Like many projects, GeoPDF escaped from the lab before it was fully developed. An implementation detail that may seem bizarre at first glance are the units of the parameters CTM which defines the a GeoPDF georegistration. Recalling the CTM:

[ a b c d H V ]

the parameters a, b, c, and d are in units of meters per point. Parameters H and V are in meters. A point in PDF is defined as 1/72 of an inch. What's up with that?

If you take it all the way back, it goes back to the arcana of printing. We'll take it back as far as PostScript, where a unit in what's called default user space was defined to be a point, and a point defined as exactly 1/72 of an inch. See the Red Book [PDF] for more. The point unit default user space lives on in PDF, and, in GeoPDF.

Many of the interfaces for dealing with PDF pages take and yield values in points. The GEOTRANS projection engine we used at the time works in meters. The points-in-meters out (and vice versa) interface was convenient for bridging the two worlds and helped to make the georegistration concept -- this part of the page is "registered" to this part of the world -- concrete.

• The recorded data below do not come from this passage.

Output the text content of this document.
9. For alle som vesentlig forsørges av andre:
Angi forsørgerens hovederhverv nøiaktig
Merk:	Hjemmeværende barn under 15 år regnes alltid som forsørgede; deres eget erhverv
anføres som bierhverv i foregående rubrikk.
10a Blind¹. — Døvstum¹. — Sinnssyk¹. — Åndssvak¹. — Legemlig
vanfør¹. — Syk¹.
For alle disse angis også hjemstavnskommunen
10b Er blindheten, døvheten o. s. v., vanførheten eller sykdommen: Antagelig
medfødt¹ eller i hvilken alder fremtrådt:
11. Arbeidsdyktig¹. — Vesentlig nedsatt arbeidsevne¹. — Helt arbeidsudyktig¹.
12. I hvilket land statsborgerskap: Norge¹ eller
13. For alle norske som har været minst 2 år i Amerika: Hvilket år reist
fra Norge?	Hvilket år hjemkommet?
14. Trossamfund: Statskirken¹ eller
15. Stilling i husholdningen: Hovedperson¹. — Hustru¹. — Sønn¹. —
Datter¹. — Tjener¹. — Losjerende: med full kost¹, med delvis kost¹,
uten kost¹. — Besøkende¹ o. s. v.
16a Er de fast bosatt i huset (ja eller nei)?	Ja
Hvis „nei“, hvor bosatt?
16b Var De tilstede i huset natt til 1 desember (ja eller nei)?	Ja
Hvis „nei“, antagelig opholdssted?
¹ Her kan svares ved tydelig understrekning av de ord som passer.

There's even a reason it's meters per point rather than the other way around. The eastings and northings associated with projections used for many practical mapping applications tend to be "large", often ranging around the hundreds of thousands or millions of meters. Points tend to range from zero to the low thousands for most practical page sizes. A ratio of points per meter often yielded fractional values that could not be encoded as a in a PDF file as a PDF number without significant loss of precision. Also, the H and V often took on values that could be recognized as being associated with this or that coordinate reference system. We ran into other issues with limitations of PDF numbers, the solution to which we'll leave for another time.